Ao visitante o Museu oferece informação escrita (em painéis e desdobrável), áudio (audioguias) e audiovisual (filmes, depoimentos e visita virtual). Disponibiliza igualmente quiosques com conteúdos multimédia relativos a cada um dos núcleos expositivos, bem como mesas interativas e uma sala multimédia no final do percurso de visita.
As obras de ampliação e requalificação constituem não só a maior transformação a que foi submetido ao longo da sua história, mas também uma das mais importantes intervenções ocorridas em museus portugueses e, seguramente, a mais espetacular, pela forma como articula e dialoga com a envolvente urbana e com as coleções que abriga.
O valor patrimonial e científico do edifício, e o seu acervo imóvel constituido por diversos núcleos museológicos de indiscutível importância, seja pela qualidade estética de um elevadíssimo número de espécies – elevando-se a mais de uma centena as peças classificadas como de Interesse Nacional, designadas também por ‘Tesouros Nacionais’. Entre as coleções, destacam-se as de ourivesaria e escultura, constituindo, esta última, um núcleo de referência obrigatória, sendo o museu frequentemente identificado como o museu da escultura nacional.
Um importante espaço cultural nacional implantado num concentrado conjunto urbano contendo vestígios arquitetónicos visitáveis com mais de ... dois mil anos de história.
O MNMC foi inaugurando em 1913, tendo-se tornado um museu nacional em 1965.
Depois de um período de vários anos encerrado ao público para profundas obras de renovação, conforme projeto de arquitetura do Arquiteto Gonçalo Byrne e projeto gráfico da FBA, o museu reabre em dezembro de 2012.
Joaquim Machado de Castro
“Cavalleiro da Ordem de Christo, Esculptor da Casa Real e Obras Públicas. Nasceu em Coimbra aos 19 de junho de 1731”. Conhecido como escultor de Lisboa, Machado de Castro é todavia natural de Coimbra, à qual deveu, além do berço, a formação humanista que recebeu dos Jesuítas.

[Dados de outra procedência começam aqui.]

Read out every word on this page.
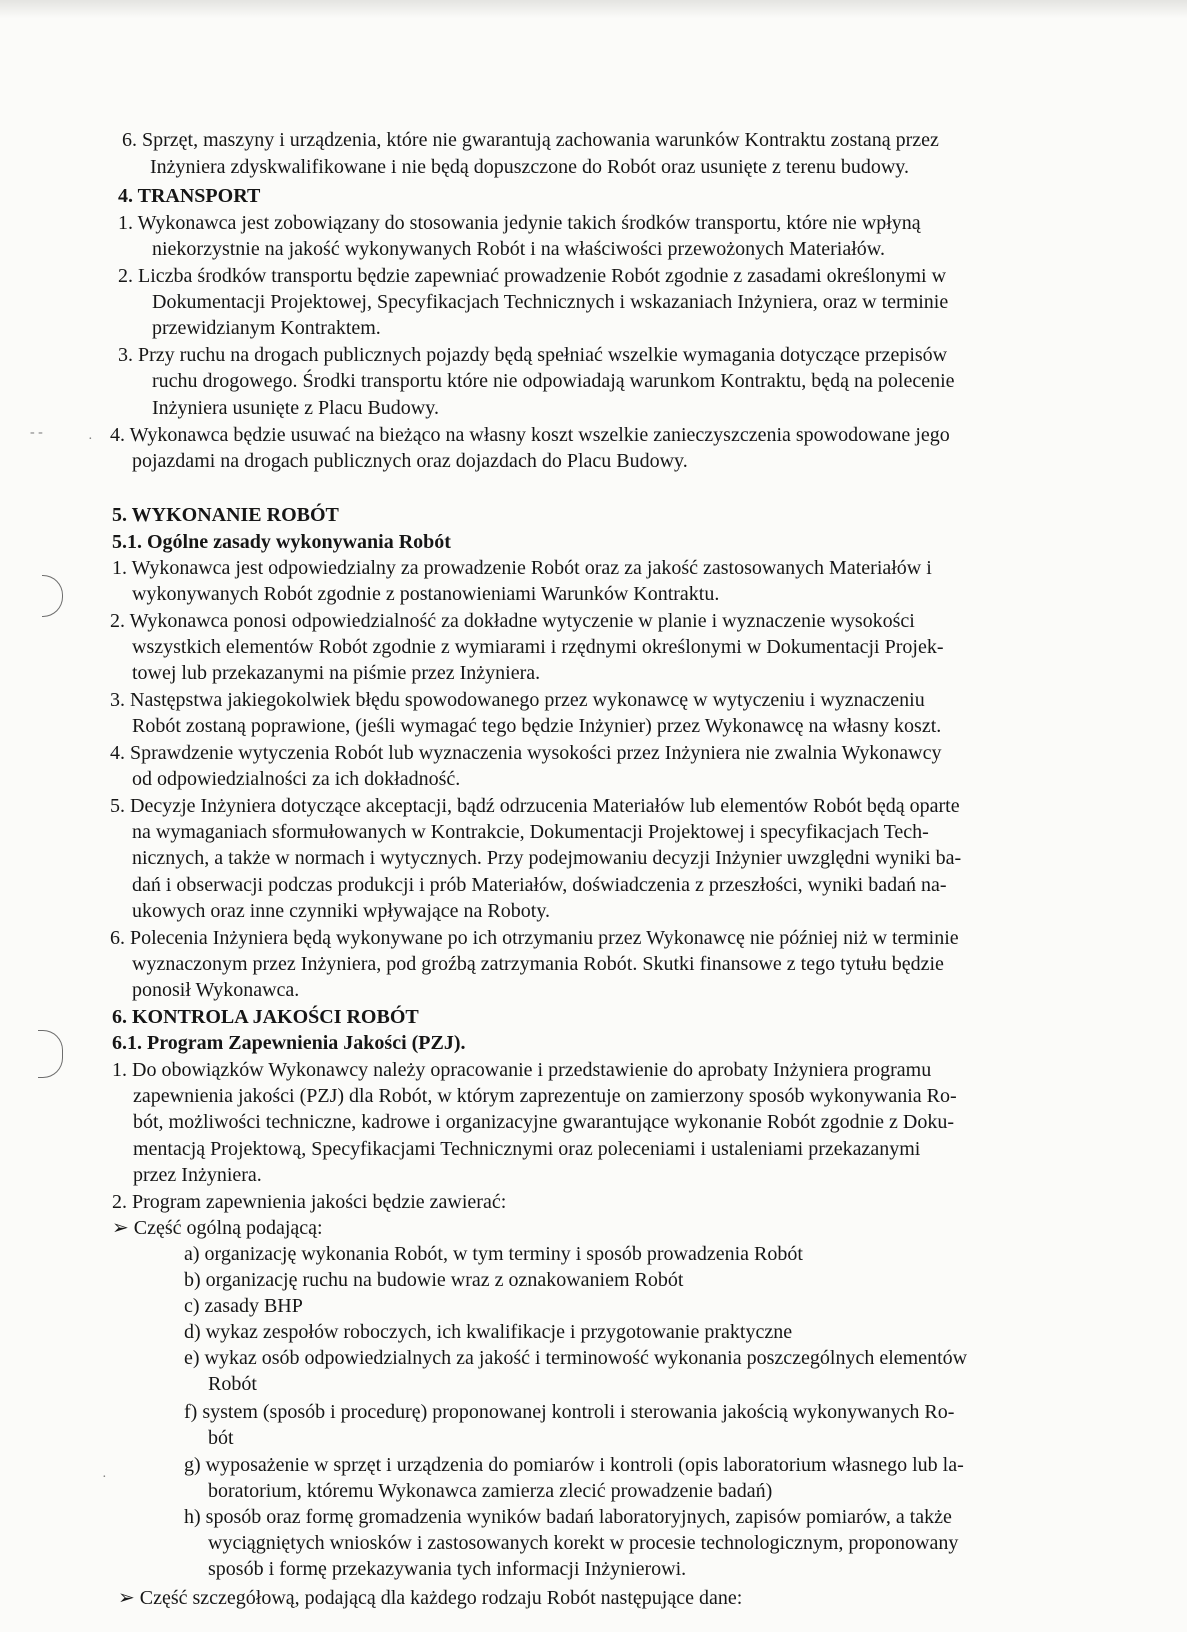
- -	·
·
6. Sprzęt, maszyny i urządzenia, które nie gwarantują zachowania warunków Kontraktu zostaną przez
Inżyniera zdyskwalifikowane i nie będą dopuszczone do Robót oraz usunięte z terenu budowy.
4. TRANSPORT
1. Wykonawca jest zobowiązany do stosowania jedynie takich środków transportu, które nie wpłyną
niekorzystnie na jakość wykonywanych Robót i na właściwości przewożonych Materiałów.
2. Liczba środków transportu będzie zapewniać prowadzenie Robót zgodnie z zasadami określonymi w
Dokumentacji Projektowej, Specyfikacjach Technicznych i wskazaniach Inżyniera, oraz w terminie
przewidzianym Kontraktem.
3. Przy ruchu na drogach publicznych pojazdy będą spełniać wszelkie wymagania dotyczące przepisów
ruchu drogowego. Środki transportu które nie odpowiadają warunkom Kontraktu, będą na polecenie
Inżyniera usunięte z Placu Budowy.
4. Wykonawca będzie usuwać na bieżąco na własny koszt wszelkie zanieczyszczenia spowodowane jego
pojazdami na drogach publicznych oraz dojazdach do Placu Budowy.
5. WYKONANIE ROBÓT
5.1. Ogólne zasady wykonywania Robót
1. Wykonawca jest odpowiedzialny za prowadzenie Robót oraz za jakość zastosowanych Materiałów i
wykonywanych Robót zgodnie z postanowieniami Warunków Kontraktu.
2. Wykonawca ponosi odpowiedzialność za dokładne wytyczenie w planie i wyznaczenie wysokości
wszystkich elementów Robót zgodnie z wymiarami i rzędnymi określonymi w Dokumentacji Projek-
towej lub przekazanymi na piśmie przez Inżyniera.
3. Następstwa jakiegokolwiek błędu spowodowanego przez wykonawcę w wytyczeniu i wyznaczeniu
Robót zostaną poprawione, (jeśli wymagać tego będzie Inżynier) przez Wykonawcę na własny koszt.
4. Sprawdzenie wytyczenia Robót lub wyznaczenia wysokości przez Inżyniera nie zwalnia Wykonawcy
od odpowiedzialności za ich dokładność.
5. Decyzje Inżyniera dotyczące akceptacji, bądź odrzucenia Materiałów lub elementów Robót będą oparte
na wymaganiach sformułowanych w Kontrakcie, Dokumentacji Projektowej i specyfikacjach Tech-
nicznych, a także w normach i wytycznych. Przy podejmowaniu decyzji Inżynier uwzględni wyniki ba-
dań i obserwacji podczas produkcji i prób Materiałów, doświadczenia z przeszłości, wyniki badań na-
ukowych oraz inne czynniki wpływające na Roboty.
6. Polecenia Inżyniera będą wykonywane po ich otrzymaniu przez Wykonawcę nie później niż w terminie
wyznaczonym przez Inżyniera, pod groźbą zatrzymania Robót. Skutki finansowe z tego tytułu będzie
ponosił Wykonawca.
6. KONTROLA JAKOŚCI ROBÓT
6.1. Program Zapewnienia Jakości (PZJ).
1. Do obowiązków Wykonawcy należy opracowanie i przedstawienie do aprobaty Inżyniera programu
zapewnienia jakości (PZJ) dla Robót, w którym zaprezentuje on zamierzony sposób wykonywania Ro-
bót, możliwości techniczne, kadrowe i organizacyjne gwarantujące wykonanie Robót zgodnie z Doku-
mentacją Projektową, Specyfikacjami Technicznymi oraz poleceniami i ustaleniami przekazanymi
przez Inżyniera.
2. Program zapewnienia jakości będzie zawierać:
➢ Część ogólną podającą:
a) organizację wykonania Robót, w tym terminy i sposób prowadzenia Robót
b) organizację ruchu na budowie wraz z oznakowaniem Robót
c) zasady BHP
d) wykaz zespołów roboczych, ich kwalifikacje i przygotowanie praktyczne
e) wykaz osób odpowiedzialnych za jakość i terminowość wykonania poszczególnych elementów
Robót
f) system (sposób i procedurę) proponowanej kontroli i sterowania jakością wykonywanych Ro-
bót
g) wyposażenie w sprzęt i urządzenia do pomiarów i kontroli (opis laboratorium własnego lub la-
boratorium, któremu Wykonawca zamierza zlecić prowadzenie badań)
h) sposób oraz formę gromadzenia wyników badań laboratoryjnych, zapisów pomiarów, a także
wyciągniętych wniosków i zastosowanych korekt w procesie technologicznym, proponowany
sposób i formę przekazywania tych informacji Inżynierowi.
➢ Część szczegółową, podającą dla każdego rodzaju Robót następujące dane:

Esses valores, bem como a aptidão para a arte que descobriu com seu pai, Manuel Machado Teixeira, mestre de nome na cidade, e o contacto direto com o italiano Alessandro Giusti, fizeram dele o maior e mais culto dos escultores portugueses do seu tempo.
Machado de Castro repôs a tradição da escultura em pedra, numa época em que em Portugal predominava a escultura em madeira, e corporizou um grande esforço no sentido da dignificação da escultura e do seu ofício. Foi o primeiro escultor português a escrever sobre escultura e traçou as coordenadas essenciais de uma metodologia: toda a obra deve começar por um projeto, com elaboração de desenho e modelo, antecedendo a execução.
Da sua vasta produção destacam-se, além dos trabalhos que executou, diversos estudos, desenhos e modelos preparatórios, e uma obra literária ímpar: escritos e teorizações sobre escultura que reafirmam constantemente o seu caráter intelectual.
O NOVO MUSEU
Dotar o edifício de condições de acessibilidade total e conquistar uma dimensão de proximidade com o público, aproximando este lugar do que terá sido o fórum inicial, foi a sugestão programática a que o arquiteto deu forma modelar.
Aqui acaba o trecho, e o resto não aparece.